As well as the venue, Grange Big Local provided the refreshments and a small part of the funding. The school spent money on equipment for the students to use.

Step four

Publicity

The school also organised flyers and posters in the local community, cafes and groups.

Everyone has something which is broken which they leave on a shelf in their house.  The problem is, many people turned up having left their broken kit at home. Next time we would hammer this point home more strongly – bring your broken electronics with you!

Step five

The party

The school’s biggest desire was to build off the experiences of our students, and it was also to create a really good strong relationship with Grange Big Local. So it was about social cohesion.

In terms of the older adults, if they hadn’t brought something they sat on chairs around the edge of the room. Next time we would arrange more seating around the 4 or 5 tables with work going on, so people who hadn’t brought broken items could watch and be part of the action more easily.

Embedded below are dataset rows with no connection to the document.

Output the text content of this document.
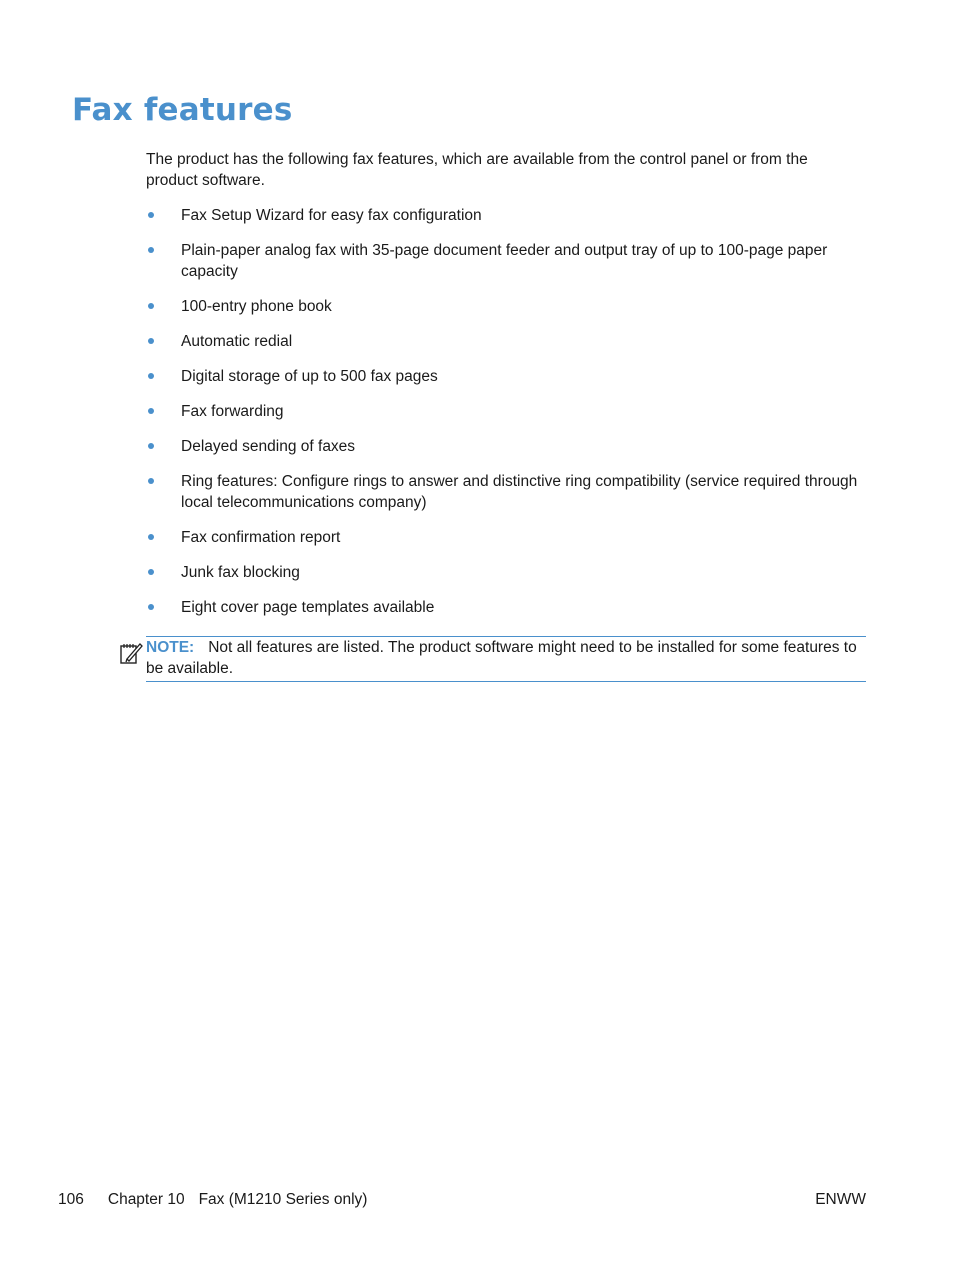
Fax features

The product has the following fax features, which are available from the control panel or from the product software.

Fax Setup Wizard for easy fax configuration
Plain-paper analog fax with 35-page document feeder and output tray of up to 100-page paper capacity
100-entry phone book
Automatic redial
Digital storage of up to 500 fax pages
Fax forwarding
Delayed sending of faxes
Ring features: Configure rings to answer and distinctive ring compatibility (service required through local telecommunications company)
Fax confirmation report
Junk fax blocking
Eight cover page templates available
NOTE: Not all features are listed. The product software might need to be installed for some features to be available.
106 Chapter 10 Fax (M1210 Series only)	ENWW
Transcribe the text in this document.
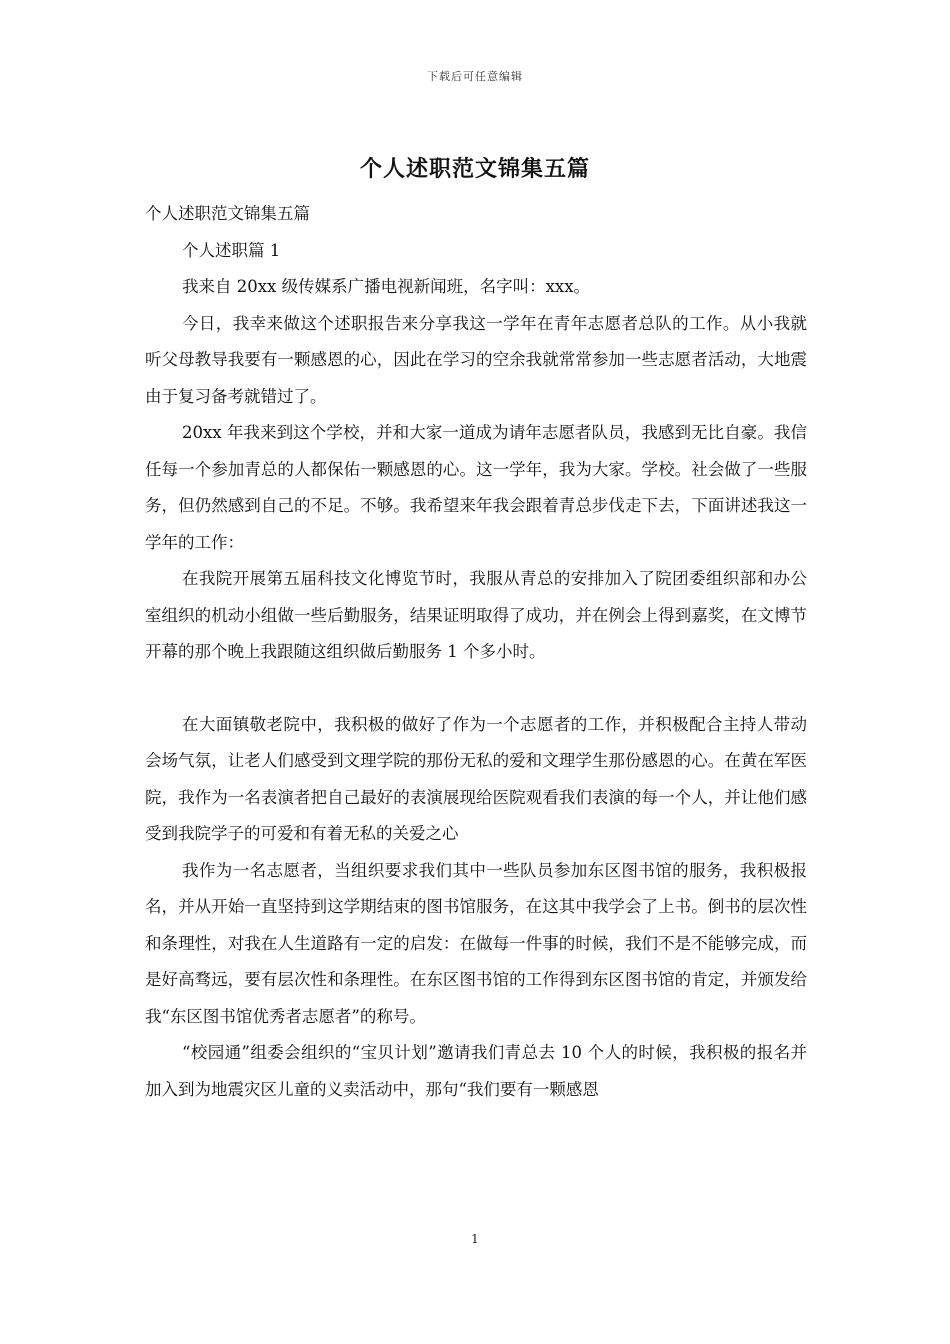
下载后可任意编辑
个人述职范文锦集五篇

个人述职范文锦集五篇

个人述职篇 1

我来自 20xx 级传媒系广播电视新闻班，名字叫：xxx。

今日，我幸来做这个述职报告来分享我这一学年在青年志愿者总队的工作。从小我就听父母教导我要有一颗感恩的心，因此在学习的空余我就常常参加一些志愿者活动，大地震由于复习备考就错过了。

20xx 年我来到这个学校，并和大家一道成为请年志愿者队员，我感到无比自豪。我信任每一个参加青总的人都保佑一颗感恩的心。这一学年，我为大家。学校。社会做了一些服务，但仍然感到自己的不足。不够。我希望来年我会跟着青总步伐走下去，下面讲述我这一学年的工作：

在我院开展第五届科技文化博览节时，我服从青总的安排加入了院团委组织部和办公室组织的机动小组做一些后勤服务，结果证明取得了成功，并在例会上得到嘉奖，在文博节开幕的那个晚上我跟随这组织做后勤服务 1 个多小时。

在大面镇敬老院中，我积极的做好了作为一个志愿者的工作，并积极配合主持人带动会场气氛，让老人们感受到文理学院的那份无私的爱和文理学生那份感恩的心。在黄在军医院，我作为一名表演者把自己最好的表演展现给医院观看我们表演的每一个人，并让他们感受到我院学子的可爱和有着无私的关爱之心

我作为一名志愿者，当组织要求我们其中一些队员参加东区图书馆的服务，我积极报名，并从开始一直坚持到这学期结束的图书馆服务，在这其中我学会了上书。倒书的层次性和条理性，对我在人生道路有一定的启发：在做每一件事的时候，我们不是不能够完成，而是好高骛远，要有层次性和条理性。在东区图书馆的工作得到东区图书馆的肯定，并颁发给我“东区图书馆优秀者志愿者”的称号。

“校园通”组委会组织的“宝贝计划”邀请我们青总去 10 个人的时候，我积极的报名并加入到为地震灾区儿童的义卖活动中，那句“我们要有一颗感恩

1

The school also said that next time it would be good to invite some local businesses to do some of the repairs as well as the Restart experts.

Conclusion

The outcome

People turned up and there were lots of broken items for the students to work on and rejuvenate.

There were some really positive responses which we hadn’t anticipated. We hadn’t anticipated how many people would be interested in this, so that was really nice as people engaged with the school and the project.  It raised the profile of the Restart parties and people wanted to know when the next one was. Restart don’t focus on one-off projects, rather they look for a commitment to hold events on a regular basis.

It went very well. We spoke to students who had worked on fairy lights and had soldered them and it was really good. They mended a whole range of items.

The venue is not on the main drag, not on the High Street. People did drop in, but it did cross our mind we could have done something a bit more on the High Street because people could just pop in and it’s be a bit more visible.

Restart were brilliant to work with.